Online brokerage Robinhood lashed back at Berkshire Hathaway billionaires Warren Buffett and Charlie Munger Monday morning for claiming the online brokerage takes advantage of new investors’ “gambling instincts,” claiming the legendary investors are “driving a deep wedge between the haves and have-nots.”
“The old guard of investing is at it again,” a Robinhood spokesperson said in a Medium post Monday morning, adding that “if the last year has taught us anything, it is that people are tired of the Warren Buffetts and Charlie Mungers of the world acting like they are the only oracles of investing.”
Robinhood, which has faced a slew of scrutiny for its gamelike trading experience, also called out Berkshire’s steep share price of nearly $420,000—saying it’s a “prohibitive sum for most Americans,” while touting their platform’s fractional share options, which allow traders to buy only a portion of a share and have become commonplace among online brokerages.
At Berkshire’s annual shareholder meeting on Saturday, Buffett blasted Robinhood, which was among the first brokerages offering zero-commission trading, for “tak[ing] advantage . . . of the gambling instincts” of people with “money in their pocket for the first time,” suggesting that unlimited zero-free unlimited trading perpetuates a casinolike atmosphere.
Munger doubled down on the sentiment, saying it was “just god-awful” and “deeply wrong” to make money selling things that are “bad for people,” not explicitly mentioning but likely referring to a slew of thinly traded—and highly shorted—stocks that have posted massive gains this year despite weak financials.
“Two of the most iconic investors insulted a new generation this weekend. Why? Because we are doing things a new way,” Jacqueline Ortiz Ramsay, Robinhood’s head of public policy communications, wrote on Monday. “It is clear that the elites benefited from a stock market that kept many families sidelined from participating while they amassed huge wealth from decades of investing.”
Boasting roughly 13 million customers, Robinhood has faced mounting regulatory action targeting the brokerage’s trading practices. In December, the Securities and Exchange Commission fined Robinhood $65 million for repeatedly misleading customers about its revenue sources and failing to meet trade-execution standards—a practice that ultimately left customers out on more than $34 million over a period of three years. Last month, the Massachusetts Securities Division, which previously accused Robinhood of gamifying its platform and steering customers to bad investments, filed an administrative complaint against the brokerage for allegedly failing to protect vulnerable investors and posing a “substantial and continued risk to Massachusetts investors.” The regulator is seeking a revocation of Robinhood’s state brokerage license.

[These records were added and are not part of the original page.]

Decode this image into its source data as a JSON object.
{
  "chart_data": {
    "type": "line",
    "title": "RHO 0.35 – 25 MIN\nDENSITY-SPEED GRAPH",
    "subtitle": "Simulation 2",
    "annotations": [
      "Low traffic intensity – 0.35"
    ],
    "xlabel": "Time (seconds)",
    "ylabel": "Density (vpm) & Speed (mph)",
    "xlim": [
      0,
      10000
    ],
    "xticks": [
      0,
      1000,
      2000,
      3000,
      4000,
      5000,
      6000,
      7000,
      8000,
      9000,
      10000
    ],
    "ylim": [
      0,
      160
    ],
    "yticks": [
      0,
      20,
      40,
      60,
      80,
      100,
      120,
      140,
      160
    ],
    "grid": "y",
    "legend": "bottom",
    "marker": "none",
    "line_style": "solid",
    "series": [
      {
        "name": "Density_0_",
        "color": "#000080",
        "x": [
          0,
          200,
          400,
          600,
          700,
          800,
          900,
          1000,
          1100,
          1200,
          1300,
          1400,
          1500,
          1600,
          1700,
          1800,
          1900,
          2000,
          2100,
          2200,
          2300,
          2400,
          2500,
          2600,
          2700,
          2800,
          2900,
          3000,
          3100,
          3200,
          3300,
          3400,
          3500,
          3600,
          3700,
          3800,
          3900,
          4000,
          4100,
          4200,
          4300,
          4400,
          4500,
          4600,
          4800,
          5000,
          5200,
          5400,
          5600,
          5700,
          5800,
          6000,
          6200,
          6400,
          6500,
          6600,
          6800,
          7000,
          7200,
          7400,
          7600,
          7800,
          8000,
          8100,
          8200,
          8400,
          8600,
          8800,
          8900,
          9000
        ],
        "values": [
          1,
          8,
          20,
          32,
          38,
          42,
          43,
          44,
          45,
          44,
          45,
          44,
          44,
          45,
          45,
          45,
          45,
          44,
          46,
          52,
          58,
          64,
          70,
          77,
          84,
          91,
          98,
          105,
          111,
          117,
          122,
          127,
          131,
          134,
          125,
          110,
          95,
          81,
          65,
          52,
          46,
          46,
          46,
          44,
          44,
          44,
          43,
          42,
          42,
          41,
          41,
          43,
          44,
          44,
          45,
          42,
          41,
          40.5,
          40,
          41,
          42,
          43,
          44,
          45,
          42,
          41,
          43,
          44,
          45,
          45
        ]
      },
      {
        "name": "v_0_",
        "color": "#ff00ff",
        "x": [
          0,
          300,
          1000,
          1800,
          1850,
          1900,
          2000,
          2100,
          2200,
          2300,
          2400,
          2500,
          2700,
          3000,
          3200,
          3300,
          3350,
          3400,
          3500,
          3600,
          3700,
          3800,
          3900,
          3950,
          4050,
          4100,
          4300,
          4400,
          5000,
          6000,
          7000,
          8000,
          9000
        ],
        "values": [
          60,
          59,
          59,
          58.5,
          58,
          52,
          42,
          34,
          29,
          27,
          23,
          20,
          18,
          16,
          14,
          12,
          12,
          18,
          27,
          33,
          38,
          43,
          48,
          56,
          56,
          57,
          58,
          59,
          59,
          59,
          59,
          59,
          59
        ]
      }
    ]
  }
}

“American corporations have turned out to be a wonderful place for people to put their money and save, but they also make terrific gambling chips,” Buffett said Saturday. “If you cater to those gambling chips when people have money in their pocket for the first time, and you tell them they can make 30 or 40 or 50 trades a day, and you’re not charging them any commission, but you’re selling their order flow or whatever . . . I hope we don’t have more of it.”